California's thermal electric generation plants, most of them natural gas-fired, have become more efficient and drought-resilient, according to the chairman of the California Energy Commission (CEC), which introduced a new mapping technology Monday for tracking water-energy usage statewide.

The online map includes data on water and energy at the state’s 100 largest generation plants. "The map identified the water-energy nexus at plants of 75 MW or larger," said a CEC spokesperson.

With the CEC map, online information is immediately available about potential impact on water sources for thermal power plant operators. Among the 100 largest plants, half use recycled and degraded groundwater, 30 use surface water and 20 use groundwater.

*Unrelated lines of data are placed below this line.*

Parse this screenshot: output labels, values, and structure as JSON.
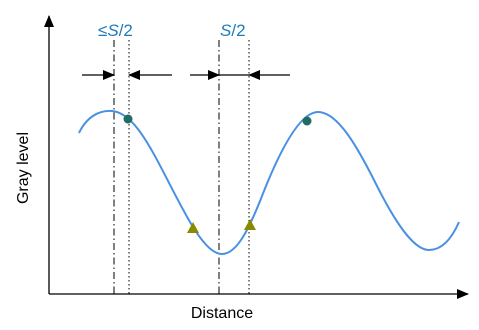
{
  "diagram": {
    "left_label": {
      "prefix": "≤",
      "symbol": "S",
      "suffix": "/2"
    },
    "right_label": {
      "symbol": "S",
      "suffix": "/2"
    },
    "y_axis_label": "Gray level",
    "x_axis_label": "Distance",
    "colors": {
      "curve": "#4a90e2",
      "circle_marker": "#1f6b66",
      "triangle_marker": "#8a8a00",
      "label_blue": "#1f7ab8",
      "axis": "#000000"
    },
    "marker_types": [
      "circle",
      "circle",
      "triangle",
      "triangle"
    ]
  }
}
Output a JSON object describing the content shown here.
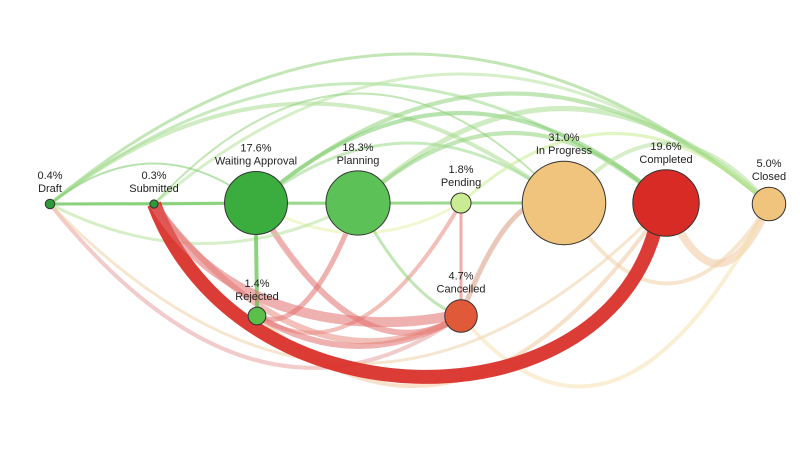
{
  "nodes": [
    {
      "label": "Draft",
      "value": 0.4,
      "value_label": "0.4%",
      "color": "#2f9a3a"
    },
    {
      "label": "Submitted",
      "value": 0.3,
      "value_label": "0.3%",
      "color": "#2f9a3a"
    },
    {
      "label": "Waiting Approval",
      "value": 17.6,
      "value_label": "17.6%",
      "color": "#3aad3e"
    },
    {
      "label": "Planning",
      "value": 18.3,
      "value_label": "18.3%",
      "color": "#5cc156"
    },
    {
      "label": "Pending",
      "value": 1.8,
      "value_label": "1.8%",
      "color": "#c9ec92"
    },
    {
      "label": "In Progress",
      "value": 31.0,
      "value_label": "31.0%",
      "color": "#f1c47e"
    },
    {
      "label": "Completed",
      "value": 19.6,
      "value_label": "19.6%",
      "color": "#d92b25"
    },
    {
      "label": "Closed",
      "value": 5.0,
      "value_label": "5.0%",
      "color": "#f1c47e"
    },
    {
      "label": "Rejected",
      "value": 1.4,
      "value_label": "1.4%",
      "color": "#5cbf4a"
    },
    {
      "label": "Cancelled",
      "value": 4.7,
      "value_label": "4.7%",
      "color": "#e05a3a"
    }
  ]
}
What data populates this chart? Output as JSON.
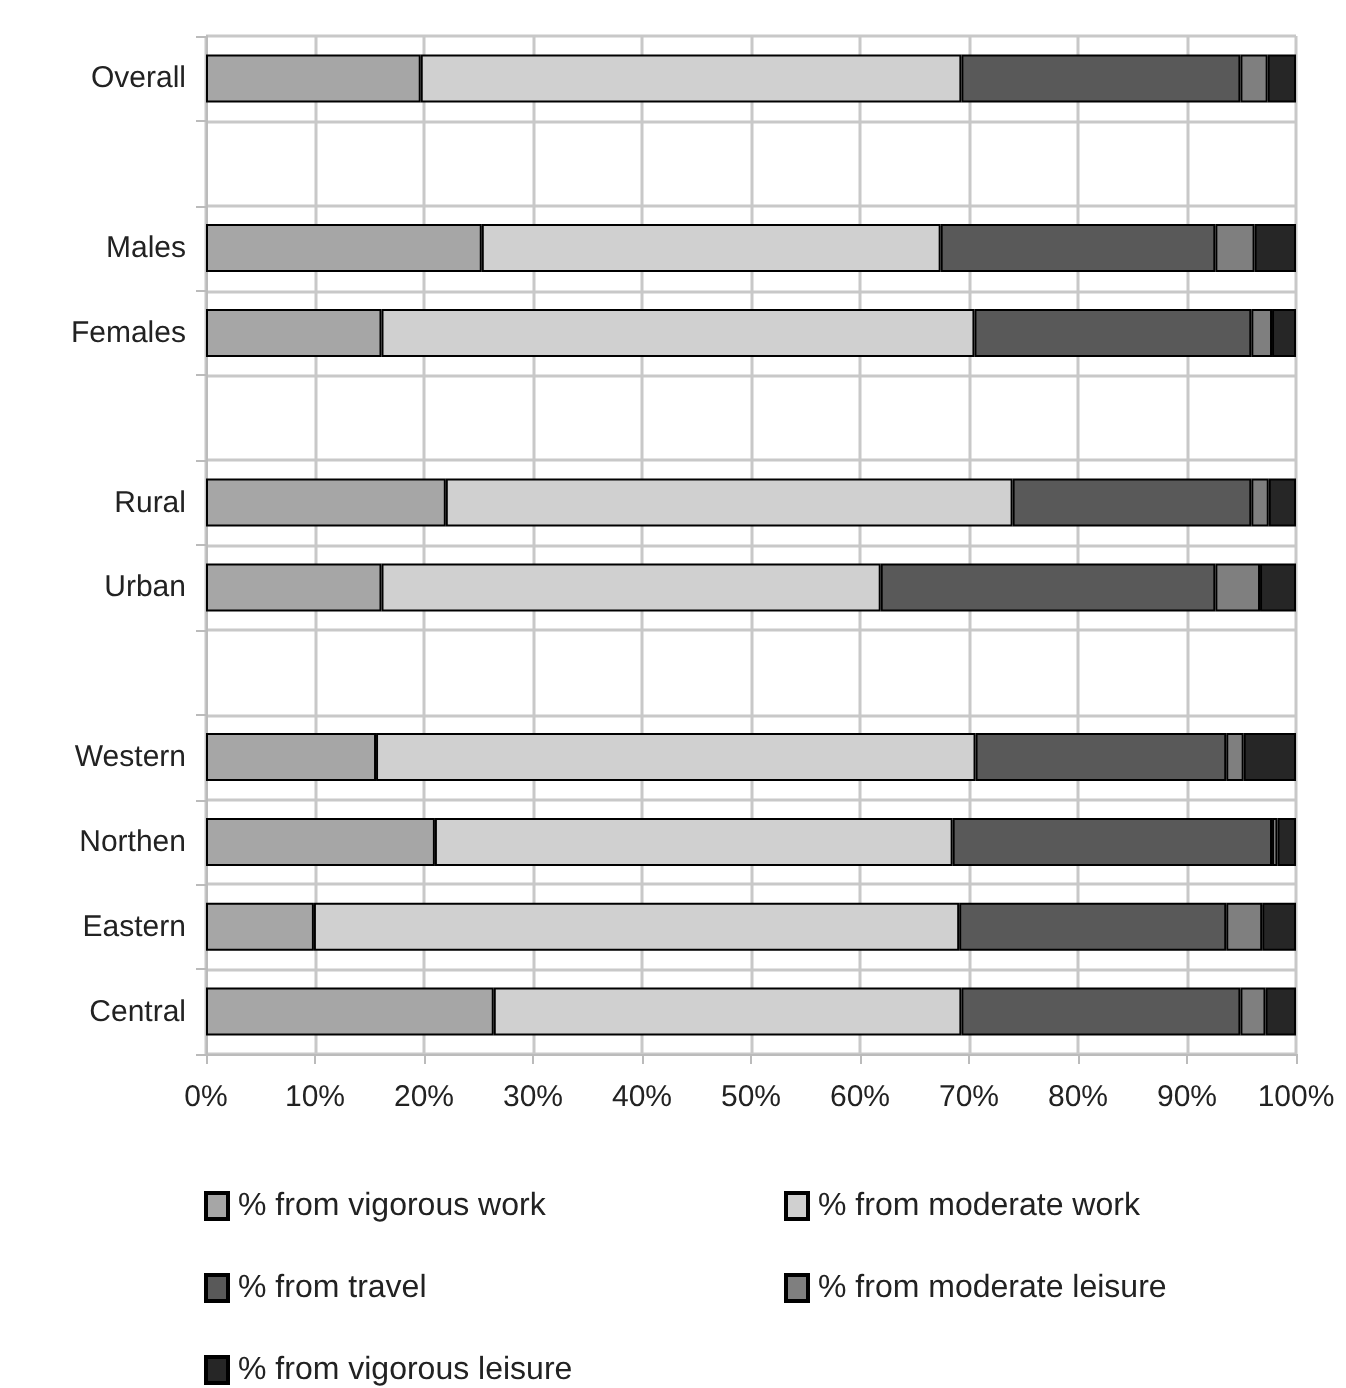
{
  "chart_data": {
    "type": "bar",
    "orientation": "horizontal",
    "stacked": true,
    "grid": true,
    "legend": "bottom",
    "categories": [
      "Overall",
      null,
      "Males",
      "Females",
      null,
      "Rural",
      "Urban",
      null,
      "Western",
      "Northen",
      "Eastern",
      "Central"
    ],
    "series": [
      {
        "name": "% from vigorous work",
        "color": "#a6a6a6",
        "values": [
          19.7,
          null,
          25.3,
          16.1,
          null,
          22.0,
          16.1,
          null,
          15.6,
          21.0,
          9.9,
          26.4
        ]
      },
      {
        "name": "% from moderate work",
        "color": "#d0d0d0",
        "values": [
          49.6,
          null,
          42.1,
          54.4,
          null,
          52.0,
          45.8,
          null,
          55.0,
          47.5,
          59.2,
          42.9
        ]
      },
      {
        "name": "% from travel",
        "color": "#595959",
        "values": [
          25.6,
          null,
          25.2,
          25.4,
          null,
          21.9,
          30.7,
          null,
          23.0,
          29.3,
          24.5,
          25.6
        ]
      },
      {
        "name": "% from moderate leisure",
        "color": "#7f7f7f",
        "values": [
          2.5,
          null,
          3.6,
          1.9,
          null,
          1.6,
          4.1,
          null,
          1.6,
          0.5,
          3.3,
          2.3
        ]
      },
      {
        "name": "% from vigorous leisure",
        "color": "#262626",
        "values": [
          2.6,
          null,
          3.8,
          2.2,
          null,
          2.5,
          3.3,
          null,
          4.8,
          1.7,
          3.1,
          2.8
        ]
      }
    ],
    "xlim": [
      0,
      100
    ],
    "xticks": [
      {
        "value": 0,
        "label": "0%"
      },
      {
        "value": 10,
        "label": "10%"
      },
      {
        "value": 20,
        "label": "20%"
      },
      {
        "value": 30,
        "label": "30%"
      },
      {
        "value": 40,
        "label": "40%"
      },
      {
        "value": 50,
        "label": "50%"
      },
      {
        "value": 60,
        "label": "60%"
      },
      {
        "value": 70,
        "label": "70%"
      },
      {
        "value": 80,
        "label": "80%"
      },
      {
        "value": 90,
        "label": "90%"
      },
      {
        "value": 100,
        "label": "100%"
      }
    ]
  }
}
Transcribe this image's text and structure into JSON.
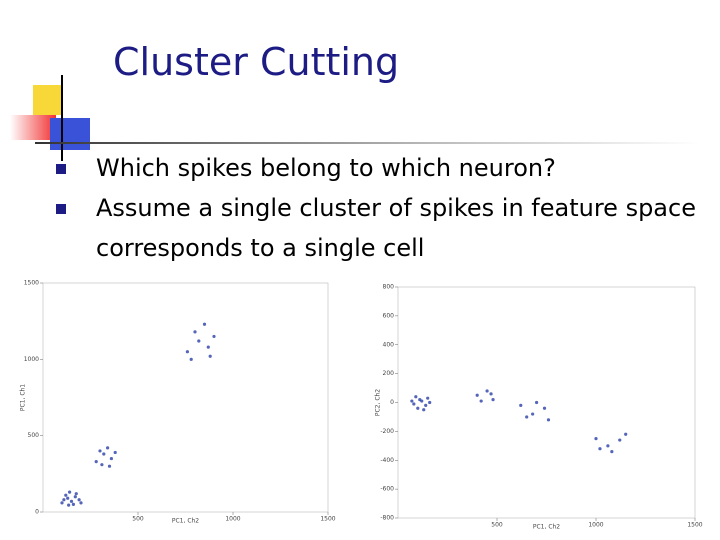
{
  "slide": {
    "title": "Cluster Cutting",
    "bullets": [
      "Which spikes belong to which neuron?",
      "Assume a single cluster of spikes in feature space corresponds to a single cell"
    ]
  },
  "chart_data": [
    {
      "type": "scatter",
      "xlabel": "PC1, Ch2",
      "ylabel": "PC1, Ch1",
      "color": "#2b3fa8",
      "xlim": [
        0,
        1500
      ],
      "ylim": [
        0,
        1500
      ],
      "xticks": [
        500,
        1000,
        1500
      ],
      "yticks": [
        0,
        500,
        1000,
        1500
      ],
      "x": [
        100,
        130,
        150,
        170,
        120,
        160,
        190,
        140,
        110,
        200,
        175,
        135,
        280,
        320,
        360,
        340,
        300,
        380,
        310,
        350,
        760,
        820,
        870,
        800,
        900,
        780,
        850,
        880
      ],
      "y": [
        60,
        90,
        70,
        100,
        110,
        50,
        80,
        130,
        80,
        60,
        120,
        45,
        330,
        380,
        350,
        420,
        400,
        390,
        310,
        300,
        1050,
        1120,
        1080,
        1180,
        1150,
        1000,
        1230,
        1020
      ]
    },
    {
      "type": "scatter",
      "xlabel": "PC1, Ch2",
      "ylabel": "PC2, Ch2",
      "color": "#2b3fa8",
      "xlim": [
        0,
        1500
      ],
      "ylim": [
        -800,
        800
      ],
      "xticks": [
        500,
        1000,
        1500
      ],
      "yticks": [
        -800,
        -600,
        -400,
        -200,
        0,
        200,
        400,
        600,
        800
      ],
      "x": [
        80,
        110,
        140,
        120,
        100,
        150,
        90,
        130,
        160,
        70,
        400,
        450,
        480,
        420,
        470,
        620,
        680,
        740,
        700,
        760,
        650,
        1000,
        1060,
        1120,
        1080,
        1150,
        1020
      ],
      "y": [
        -10,
        20,
        -20,
        10,
        -40,
        30,
        40,
        -50,
        0,
        10,
        50,
        80,
        20,
        10,
        60,
        -20,
        -80,
        -40,
        0,
        -120,
        -100,
        -250,
        -300,
        -260,
        -340,
        -220,
        -320
      ]
    }
  ]
}
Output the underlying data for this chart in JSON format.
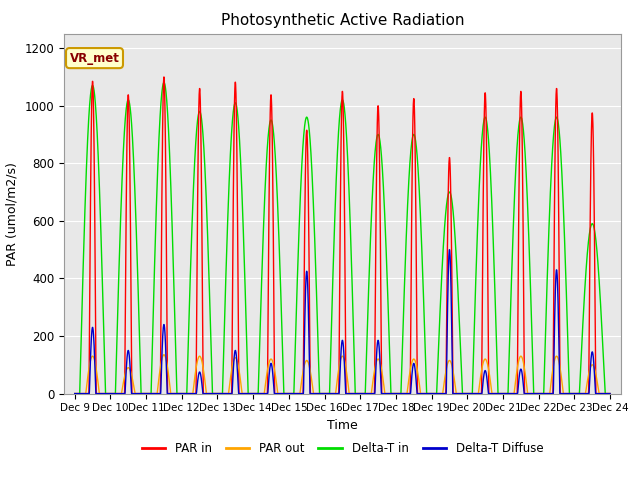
{
  "title": "Photosynthetic Active Radiation",
  "ylabel": "PAR (umol/m2/s)",
  "xlabel": "Time",
  "annotation": "VR_met",
  "ylim": [
    0,
    1250
  ],
  "xtick_labels": [
    "Dec 9",
    "Dec 10",
    "Dec 11",
    "Dec 12",
    "Dec 13",
    "Dec 14",
    "Dec 15",
    "Dec 16",
    "Dec 17",
    "Dec 18",
    "Dec 19",
    "Dec 20",
    "Dec 21",
    "Dec 22",
    "Dec 23",
    "Dec 24"
  ],
  "legend_labels": [
    "PAR in",
    "PAR out",
    "Delta-T in",
    "Delta-T Diffuse"
  ],
  "legend_colors": [
    "#ff0000",
    "#ffa500",
    "#00dd00",
    "#0000cc"
  ],
  "background_color": "#e8e8e8",
  "title_fontsize": 11,
  "days": [
    0,
    1,
    2,
    3,
    4,
    5,
    6,
    7,
    8,
    9,
    10,
    11,
    12,
    13,
    14
  ],
  "par_in_peaks": [
    1085,
    1038,
    1100,
    1060,
    1082,
    1038,
    915,
    1050,
    1000,
    1025,
    820,
    1045,
    1050,
    1060,
    975
  ],
  "par_out_peaks": [
    130,
    90,
    135,
    130,
    125,
    120,
    115,
    130,
    120,
    120,
    115,
    120,
    130,
    130,
    100
  ],
  "delta_t_in_peaks": [
    1070,
    1020,
    1080,
    980,
    1010,
    950,
    960,
    1020,
    900,
    900,
    700,
    960,
    960,
    960,
    590
  ],
  "delta_t_diff_peaks": [
    230,
    150,
    240,
    75,
    150,
    105,
    425,
    185,
    185,
    105,
    500,
    80,
    85,
    430,
    145
  ],
  "grid_yticks": [
    0,
    200,
    400,
    600,
    800,
    1000,
    1200
  ]
}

Under an executive order from California's governor on drought mitigation, the CEC has set an expedited process for power plant requests seeking to secure alternate supplies of water. CEC's data shows that reliance on water is spread around, with no single water district supplying any more than 8% of the state's generation capacity.

"California has made significant progress toward reducing water consumption and increasing recycled water usage at the state's largest power plants," said CEC Chairman Robert Weisenmiller, adding that the plants have "become more efficient and more drought resilient."

"Since 2003, the CEC has worked with power plant applicants to build new facilities to reduce water consumption through use of recycled water and water-efficient technologies, such as dry cooling," the CEC spokesman said. "These sources and technologies provide a more environmentally responsible option and make the associated power plants more resilient to drought conditions."

Over the past 11 years, CEC statistics show that 9,000 MW of combined cycle, mostly gas-fired projects have been built, and about 85% of that capacity uses recycled water or dry cooling, significantly lowering fresh water demand.

The power plants shown on the new CEC map comprise about 45% of the state's overall in-state generation capacity.